Je ne veux plus mentir à l'homme que j'aime..... Je dois lui avouer la vérité et lui révéler ma véritable identité. Il va me détester. Je ne supporte plus d'être cette soeur que je n'ai pas connue. Je désire me dévouer à mon mari. Non ! Il ne l'est pas ! Il ne m'a pas épousée, moi ! Je panique à cette pensée.

Est-ce que je peux être sincère avec lui jusqu'au bout ? J'ai peur de sa réaction. Ne serait-il pas trop audacieux de ma part de penser qu'il puisse me pardonner ? Mes mains tremblent, mais pas autant que mon cœur. Puisque je ne peux plus avancer sur le chemin du mensonge, il ne me reste plus aucune autre alternative que la sincérité. Comprendra-t-il ? Puis-je faire confiance à l'amour que nous éprouvons l'un pour l'autre ? Il y a trop d'incertitudes dans le résultat de cette décision ! Je soupire fortement pour tenter d'évacuer un peu du stress qui remplit mon corps. Mais, cela ne me soulage qu'un laps de temps très court, et, mes pensées troubles refont surface immédiatement. Cette situation chaotique a suffisamment duré.

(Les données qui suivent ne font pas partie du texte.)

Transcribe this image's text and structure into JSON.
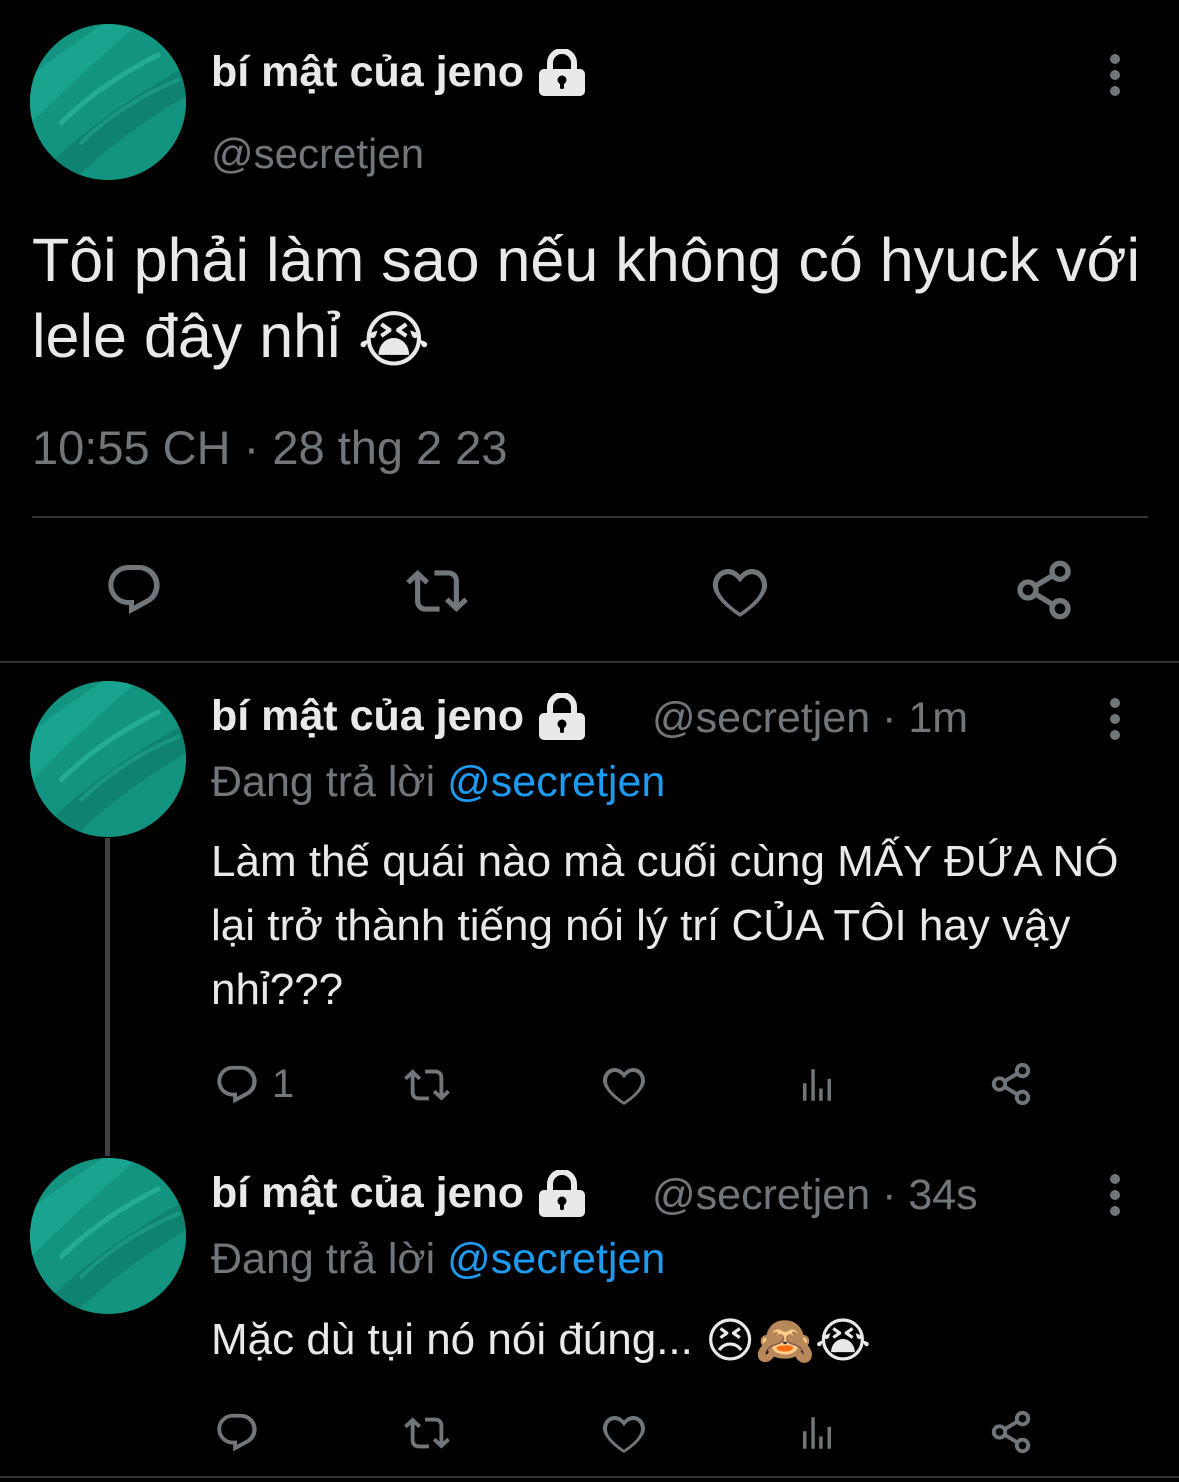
{
  "main_tweet": {
    "display_name": "bí mật của jeno",
    "handle": "@secretjen",
    "text": "Tôi phải làm sao nếu không có hyuck với lele đây nhỉ",
    "emoji": "😭",
    "timestamp": "10:55 CH · 28 thg 2 23",
    "avatar_color": "#17a08a"
  },
  "replies": [
    {
      "display_name": "bí mật của jeno",
      "handle_time": "@secretjen · 1m",
      "replying_prefix": "Đang trả lời",
      "replying_to": "@secretjen",
      "text": "Làm thế quái nào mà cuối cùng MẤY ĐỨA NÓ lại trở thành tiếng nói lý trí CỦA TÔI hay vậy nhỉ???",
      "reply_count": "1"
    },
    {
      "display_name": "bí mật của jeno",
      "handle_time": "@secretjen · 34s",
      "replying_prefix": "Đang trả lời",
      "replying_to": "@secretjen",
      "text": "Mặc dù tụi nó nói đúng...",
      "emojis": [
        "😣",
        "🙈",
        "😭"
      ],
      "reply_count": ""
    }
  ],
  "colors": {
    "background": "#000000",
    "text": "#e7e9ea",
    "muted": "#71767b",
    "link": "#1d9bf0",
    "divider": "#2f3336"
  },
  "icons": [
    "lock-icon",
    "more-vertical-icon",
    "reply-icon",
    "retweet-icon",
    "like-icon",
    "views-icon",
    "share-icon"
  ]
}
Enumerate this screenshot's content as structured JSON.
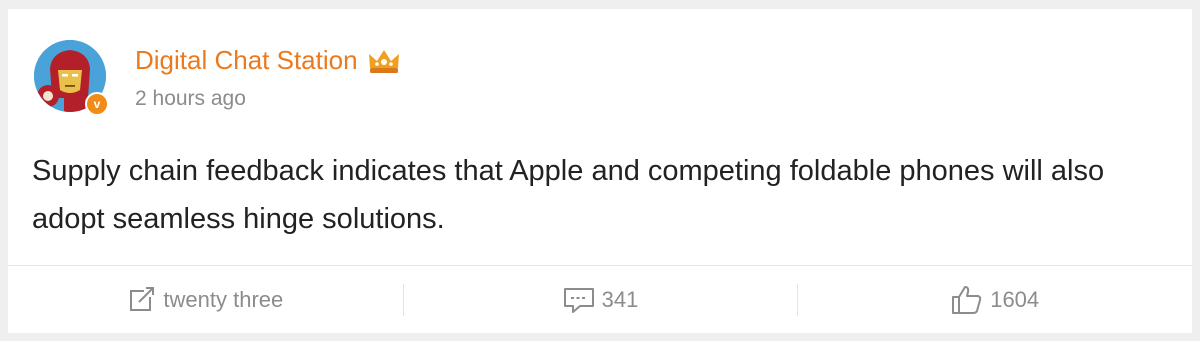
{
  "post": {
    "username": "Digital Chat Station",
    "timestamp": "2 hours ago",
    "verified_mark": "v",
    "text": "Supply chain feedback indicates that Apple and competing foldable phones will also adopt seamless hinge solutions.",
    "colors": {
      "username": "#eb7a1e",
      "verified_badge": "#f08c18",
      "crown": "#f0a020"
    }
  },
  "actions": {
    "repost_label": "twenty three",
    "comments_label": "341",
    "likes_label": "1604",
    "icons": [
      "repost-icon",
      "comment-icon",
      "like-icon"
    ]
  }
}
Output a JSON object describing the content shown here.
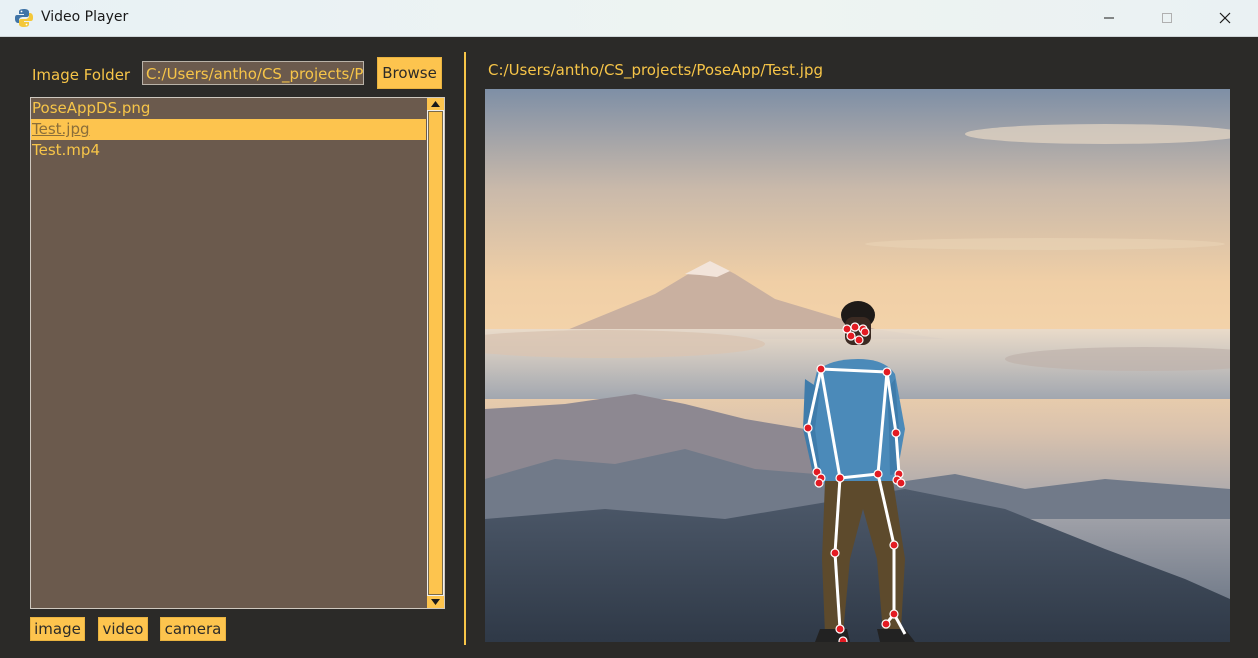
{
  "window": {
    "title": "Video Player",
    "controls": [
      "minimize",
      "maximize",
      "close"
    ]
  },
  "left_panel": {
    "folder_label": "Image Folder",
    "folder_value": "C:/Users/antho/CS_projects/P",
    "browse_label": "Browse",
    "files": [
      {
        "name": "PoseAppDS.png",
        "selected": false
      },
      {
        "name": "Test.jpg",
        "selected": true
      },
      {
        "name": "Test.mp4",
        "selected": false
      }
    ],
    "mode_buttons": {
      "image": "image",
      "video": "video",
      "camera": "camera"
    }
  },
  "right_panel": {
    "image_path": "C:/Users/antho/CS_projects/PoseApp/Test.jpg",
    "image_description": "person standing on mountain with pose skeleton overlay"
  },
  "colors": {
    "accent": "#fdc44e",
    "text_accent": "#f7c548",
    "background": "#2b2a28",
    "listbox": "#6b5a4d",
    "skeleton_line": "#ffffff",
    "keypoint": "#e31b23"
  }
}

Je prends l'initiative de tout lui avouer, et, je constaterais le résultat. C'est toujours mieux que de rester ainsi. Lui mentir...... Je ne veux plus..... Il est plus important que ma propre vie pour moi. Comment en suis-je arrivée à ce stade émotionnel ? Je pensais ne pouvoir aimer que dieu ! L'amour est impulsif et imprévisible ! J'en fais le constat ! Je ne suis pas malheureuse de l'aimer, je suis juste consternée d'être autant tourmentée par mes sentiments. Il est devenu mon monde sans que je ne puisse réagir. Il a pris mon cœur, mon âme. Il a volé Dieu ! Je soupire à nouveau. Le destin c'est quelque chose..... Ne rien pouvoir contrôler parce que ton cœur est épris c'est très troublant, et traumatisant à la fois. Surtout pour une jeune femme naïve comme moi qui n'avait aucune idée de ce à quoi pouvait ressembler l'amour. Je suis dévastée par mon état actuel, notamment parce que je n'ai pas été sincère avec l'homme que j'aime.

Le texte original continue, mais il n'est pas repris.